Goldene Rampe 2025 für Günther Bauer
Der Arbeitskreis Inklusion Rosenheim Stadt und Land hat Günther Bauer in Prien für sein Lebenswerk ausgezeichnet. Gewürdigt wurden seine Verdienste beim Aufbau und Betrieb der Wohnanlage „Leben mit Handicap“ sowie sein weiteres Engagement für die Rechte von Menschen mit Behinderung.

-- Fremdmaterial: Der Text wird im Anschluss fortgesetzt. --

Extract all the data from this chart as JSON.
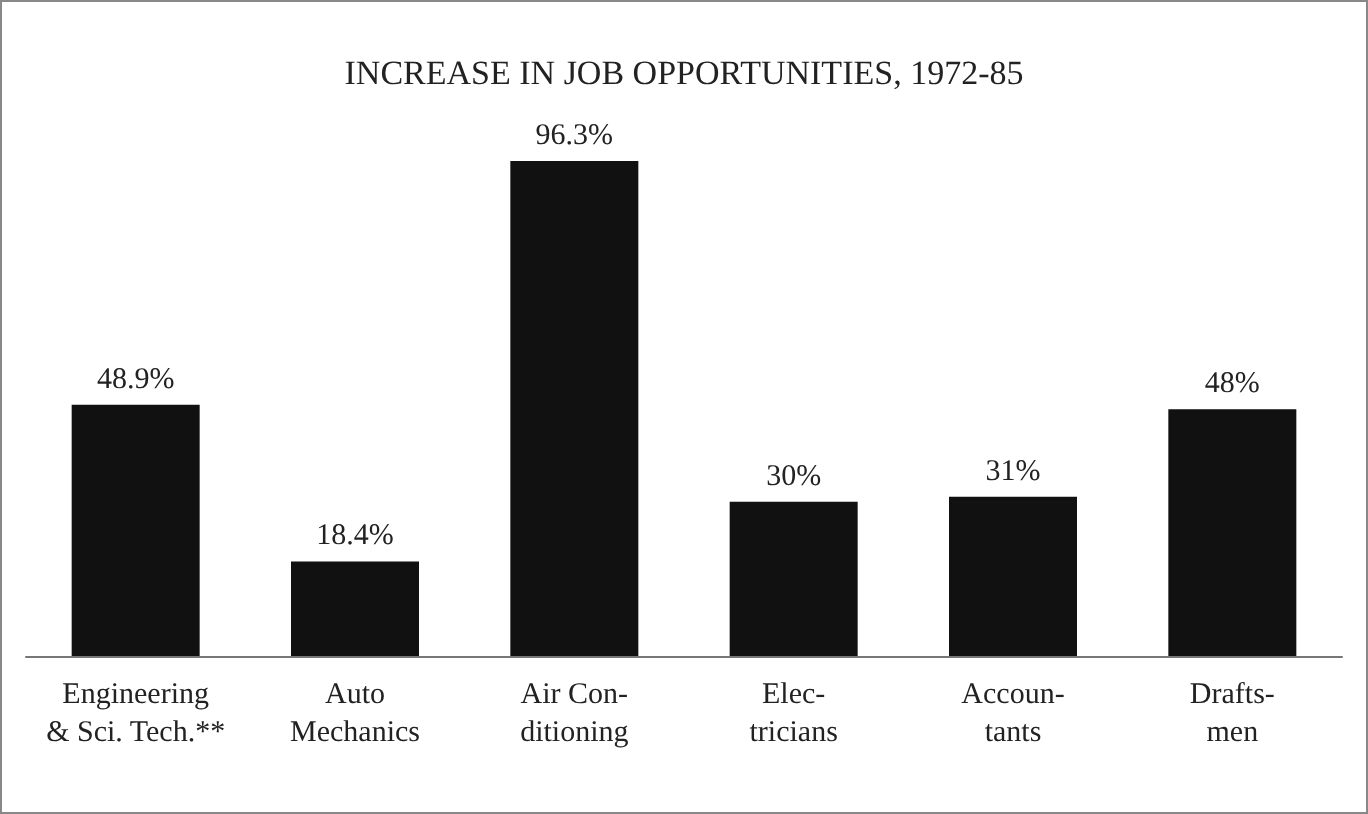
{
  "chart_data": {
    "type": "bar",
    "title": "INCREASE IN JOB OPPORTUNITIES, 1972-85",
    "categories": [
      "Engineering\n& Sci. Tech.**",
      "Auto\nMechanics",
      "Air Con-\nditioning",
      "Elec-\ntricians",
      "Accoun-\ntants",
      "Drafts-\nmen"
    ],
    "values": [
      48.9,
      18.4,
      96.3,
      30,
      31,
      48
    ],
    "value_labels": [
      "48.9%",
      "18.4%",
      "96.3%",
      "30%",
      "31%",
      "48%"
    ],
    "color": "#111111",
    "grid": false
  }
}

Prien – Die „Goldene Rampe 2025“ geht nach Prien. Zum 25. Mal hat der „Arbeitskreis Inklusion Rosenheim Stadt und Land“ die Auszeichnung verliehen, die einmal jährlich das Engagement von Bürgern im Bereich der Förderung von Menschen mit Behinderung würdigt. Am vergangenen Wochenende erhielt Günther Bauer für seine außergewöhnlichen Verdienste und insbesondere für sein Lebenswerk „Wohnen für Menschen mit Handicap“ die „Goldene Rampe“ von Hans Loy, dem Vorsitzenden des Arbeitskreises Inklusion, und Christine Mayer, der Behindertenbeauftragten der Stadt Rosenheim, überreicht.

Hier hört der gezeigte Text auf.